Pas le meilleur de Carayon. Mais malgré certaines lenteurs, j’ai beaucoup aimé. J’apprécie vraiment cet auteur, qui écrit plutôt des ‘mystères littéraires’ (literary mysteries) que des polars de base où il n’y a aucune étude de caractère.
Un bon livre pour ceux qui aiment les histoires qui prennent leur temps, posées, sans rebondissements dans tous les sens. Ce qui n'était pas mon cas, dommage
Dans un étonnant lieu qui sert de résidence d'auteur, entre projections de films et ateliers d'écriture, Charlotte va vivre pendant 9 mois. Au bord de la mer bretonne, avec ses plages, ses embruns, ses tempêtes, c'est brumeux, humide et sauvage.

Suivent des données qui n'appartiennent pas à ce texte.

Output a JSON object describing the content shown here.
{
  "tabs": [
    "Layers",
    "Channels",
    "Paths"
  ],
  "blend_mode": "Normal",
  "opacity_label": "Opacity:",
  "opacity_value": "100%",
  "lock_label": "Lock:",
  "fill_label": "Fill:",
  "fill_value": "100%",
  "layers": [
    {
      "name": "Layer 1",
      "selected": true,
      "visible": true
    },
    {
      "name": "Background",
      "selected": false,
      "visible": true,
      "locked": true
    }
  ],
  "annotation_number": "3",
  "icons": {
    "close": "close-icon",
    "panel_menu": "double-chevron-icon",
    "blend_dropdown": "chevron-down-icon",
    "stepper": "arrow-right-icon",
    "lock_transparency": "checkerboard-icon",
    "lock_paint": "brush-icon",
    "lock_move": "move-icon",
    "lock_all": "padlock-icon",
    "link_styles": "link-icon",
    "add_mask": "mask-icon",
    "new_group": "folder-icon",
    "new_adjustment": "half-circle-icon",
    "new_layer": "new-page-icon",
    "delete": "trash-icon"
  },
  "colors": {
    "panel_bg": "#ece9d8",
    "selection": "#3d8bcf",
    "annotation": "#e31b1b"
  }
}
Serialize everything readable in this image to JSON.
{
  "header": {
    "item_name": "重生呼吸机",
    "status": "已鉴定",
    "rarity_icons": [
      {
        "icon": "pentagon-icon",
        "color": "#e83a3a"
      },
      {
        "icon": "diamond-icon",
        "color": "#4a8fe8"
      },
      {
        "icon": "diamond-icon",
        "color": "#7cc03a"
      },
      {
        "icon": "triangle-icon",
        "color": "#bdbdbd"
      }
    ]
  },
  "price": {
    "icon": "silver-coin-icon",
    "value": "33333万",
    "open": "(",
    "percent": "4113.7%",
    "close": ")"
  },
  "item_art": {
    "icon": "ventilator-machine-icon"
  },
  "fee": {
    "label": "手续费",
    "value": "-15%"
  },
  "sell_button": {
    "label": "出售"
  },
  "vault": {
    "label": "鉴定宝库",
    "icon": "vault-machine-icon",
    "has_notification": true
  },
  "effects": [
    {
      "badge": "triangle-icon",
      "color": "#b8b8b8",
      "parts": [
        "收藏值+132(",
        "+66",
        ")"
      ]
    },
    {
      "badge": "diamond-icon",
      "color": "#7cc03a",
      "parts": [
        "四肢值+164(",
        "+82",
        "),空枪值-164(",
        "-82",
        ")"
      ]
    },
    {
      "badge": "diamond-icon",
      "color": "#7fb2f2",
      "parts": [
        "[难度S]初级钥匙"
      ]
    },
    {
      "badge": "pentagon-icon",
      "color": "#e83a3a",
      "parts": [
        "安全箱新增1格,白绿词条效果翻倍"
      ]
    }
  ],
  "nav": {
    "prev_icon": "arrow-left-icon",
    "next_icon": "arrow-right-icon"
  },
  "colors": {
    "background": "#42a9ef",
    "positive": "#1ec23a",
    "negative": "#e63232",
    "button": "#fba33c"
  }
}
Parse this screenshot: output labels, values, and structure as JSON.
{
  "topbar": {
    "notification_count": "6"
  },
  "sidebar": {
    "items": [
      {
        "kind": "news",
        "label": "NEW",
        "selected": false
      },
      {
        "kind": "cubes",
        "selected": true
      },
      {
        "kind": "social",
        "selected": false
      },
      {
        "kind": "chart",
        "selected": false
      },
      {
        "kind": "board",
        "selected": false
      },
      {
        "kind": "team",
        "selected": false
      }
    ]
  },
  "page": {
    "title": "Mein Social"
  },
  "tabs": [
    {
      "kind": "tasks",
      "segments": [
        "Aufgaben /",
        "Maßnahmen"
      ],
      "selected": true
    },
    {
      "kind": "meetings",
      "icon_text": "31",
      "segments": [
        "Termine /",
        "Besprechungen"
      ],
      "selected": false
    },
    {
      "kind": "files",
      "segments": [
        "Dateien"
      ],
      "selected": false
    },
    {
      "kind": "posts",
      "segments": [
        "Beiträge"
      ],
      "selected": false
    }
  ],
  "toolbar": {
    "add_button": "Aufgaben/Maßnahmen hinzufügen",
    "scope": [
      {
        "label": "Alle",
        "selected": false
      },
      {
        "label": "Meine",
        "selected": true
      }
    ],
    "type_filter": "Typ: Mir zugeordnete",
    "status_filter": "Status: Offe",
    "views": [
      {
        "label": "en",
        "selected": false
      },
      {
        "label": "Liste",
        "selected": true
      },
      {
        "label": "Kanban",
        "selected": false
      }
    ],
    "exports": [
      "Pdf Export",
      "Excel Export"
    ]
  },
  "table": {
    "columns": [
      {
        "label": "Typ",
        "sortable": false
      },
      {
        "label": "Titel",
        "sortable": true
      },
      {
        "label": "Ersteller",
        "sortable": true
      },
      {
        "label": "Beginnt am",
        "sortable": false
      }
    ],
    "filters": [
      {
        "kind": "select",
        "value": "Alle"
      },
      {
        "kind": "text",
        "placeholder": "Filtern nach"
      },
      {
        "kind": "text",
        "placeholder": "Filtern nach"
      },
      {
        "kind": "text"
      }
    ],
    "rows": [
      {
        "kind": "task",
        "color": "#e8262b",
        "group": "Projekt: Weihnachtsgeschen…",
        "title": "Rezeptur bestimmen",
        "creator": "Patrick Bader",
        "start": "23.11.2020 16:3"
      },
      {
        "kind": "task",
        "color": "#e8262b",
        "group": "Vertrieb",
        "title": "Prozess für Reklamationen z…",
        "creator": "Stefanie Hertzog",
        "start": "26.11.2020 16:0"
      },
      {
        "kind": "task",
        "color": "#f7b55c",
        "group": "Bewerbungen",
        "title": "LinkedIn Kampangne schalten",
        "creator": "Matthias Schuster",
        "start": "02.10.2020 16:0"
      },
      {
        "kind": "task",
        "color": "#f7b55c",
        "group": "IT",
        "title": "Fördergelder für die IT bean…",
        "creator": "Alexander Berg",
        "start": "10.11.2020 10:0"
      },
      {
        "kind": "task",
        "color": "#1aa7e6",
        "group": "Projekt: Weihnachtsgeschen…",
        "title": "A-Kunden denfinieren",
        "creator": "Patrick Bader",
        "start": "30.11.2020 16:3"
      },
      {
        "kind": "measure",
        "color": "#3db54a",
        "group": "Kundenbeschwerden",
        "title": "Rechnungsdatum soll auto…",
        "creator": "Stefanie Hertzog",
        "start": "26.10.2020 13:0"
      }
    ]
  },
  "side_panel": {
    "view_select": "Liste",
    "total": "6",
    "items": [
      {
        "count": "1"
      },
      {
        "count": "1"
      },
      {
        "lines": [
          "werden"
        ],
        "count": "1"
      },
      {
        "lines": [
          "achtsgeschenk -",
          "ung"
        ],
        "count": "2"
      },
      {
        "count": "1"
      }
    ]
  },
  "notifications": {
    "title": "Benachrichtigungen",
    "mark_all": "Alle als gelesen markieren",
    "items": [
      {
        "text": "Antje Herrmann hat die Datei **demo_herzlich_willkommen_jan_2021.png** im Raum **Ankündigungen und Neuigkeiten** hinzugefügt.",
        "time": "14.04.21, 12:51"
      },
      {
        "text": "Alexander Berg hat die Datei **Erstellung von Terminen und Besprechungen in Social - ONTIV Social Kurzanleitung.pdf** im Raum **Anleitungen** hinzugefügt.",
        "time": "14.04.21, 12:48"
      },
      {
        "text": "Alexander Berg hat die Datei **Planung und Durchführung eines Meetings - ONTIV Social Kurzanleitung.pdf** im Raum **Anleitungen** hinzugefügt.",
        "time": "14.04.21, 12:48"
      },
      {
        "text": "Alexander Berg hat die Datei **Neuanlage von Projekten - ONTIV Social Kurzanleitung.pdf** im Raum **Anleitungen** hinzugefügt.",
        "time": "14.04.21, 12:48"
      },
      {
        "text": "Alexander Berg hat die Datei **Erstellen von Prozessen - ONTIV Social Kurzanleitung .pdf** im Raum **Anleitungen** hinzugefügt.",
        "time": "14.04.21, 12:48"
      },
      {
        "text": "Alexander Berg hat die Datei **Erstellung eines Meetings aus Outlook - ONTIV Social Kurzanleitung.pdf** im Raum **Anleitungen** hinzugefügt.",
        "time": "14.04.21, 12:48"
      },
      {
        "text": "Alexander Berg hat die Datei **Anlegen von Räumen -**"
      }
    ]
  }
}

L'aspect mystérieux se prête bien à ce paysage qui ravira les amoureux de la Bretagne, surtout que l'héroïne se prend de passion pour la marche et la nage, quelque soit la saison et le moment de la journée... Donc on a vraiment de nombreux passages qui permettent de s'imaginer à Trébeurden. (Mais aussi dans un autre type de nature, quand on suivra l'histoire dévoilée de WMX.)
Ce roman peut dérouter parce qu'il développe deux intrigues imbriquées : la première est celle de Charlotte, l'héroïne, qui a tout plaqué pour tenter sa chance dans cette résidence d'auteurs. Elle semble cacher un passé sombre et douloureux, comme tous ceux qui l'entourent, de nombreux mystères et secrets se révèlent, surtout à partir du moment où elle se sent suivie, épiée, menacée... La deuxième intrigue est celle de WMX, cet auteur anonyme sur lequel elle va enquêter afin d'écrire son nouveau roman, mais c'est une vie remplie de fausses pistes et de mensonges. On suit donc en alternance les 9 mois de Charlotte en gestation d'un nouveau roman qui tente de démêler un récit encore plein de zones d'ombre, et la vie de cet homme dans sa ville natale. Rien n'est ce qu'il semble être et on peut ressentir beaucoup de confusion (probablement, même).
Bien que j'ai trouvé de nombreux points forts dans ce roman, il y a quelques éléments un peu déroutants qui ont finalement laissé un goût amer en bouche. L'auteur semble avoir une obsession pour écrire "joooooli" et autant j'ai compris pourquoi la première fois, les fois suivantes sont étranges : fait exprès ou coquille de copier-coller ? Les intrigues imbriquées font qu'on a plusieurs pistes à suivre, retenir et c'est parfois trop, on ne sait plus pourquoi on est là ni finalement pourquoi ça fait partie de l'intrigue.
Et plus globalement, je n'ai pas eu de coup de foudre, je l'ai lu et c'était sympa, assez différent pour être noté, un roman psychologique assez bien fait mais avec quelques maladresses, j'ai l'impression.
L'histoire est lente, avec beaucoup de descriptions, de détails et de souvenirs du passé. Certains passages sont très gênants (allusions "sexuelles") et à mon avis, ils ne sont pas utiles, voire même déplacés. L'ambiance générale est aussi plutôt sombre. Beaucoup de traumatisme, de dépression. Ce livre n'est pas très adapté pour les plus jeunes ou les plus sensibles. Globalement, je n'ai pas vraiment apprécié et j'ai eu beaucoup de mal à le finir.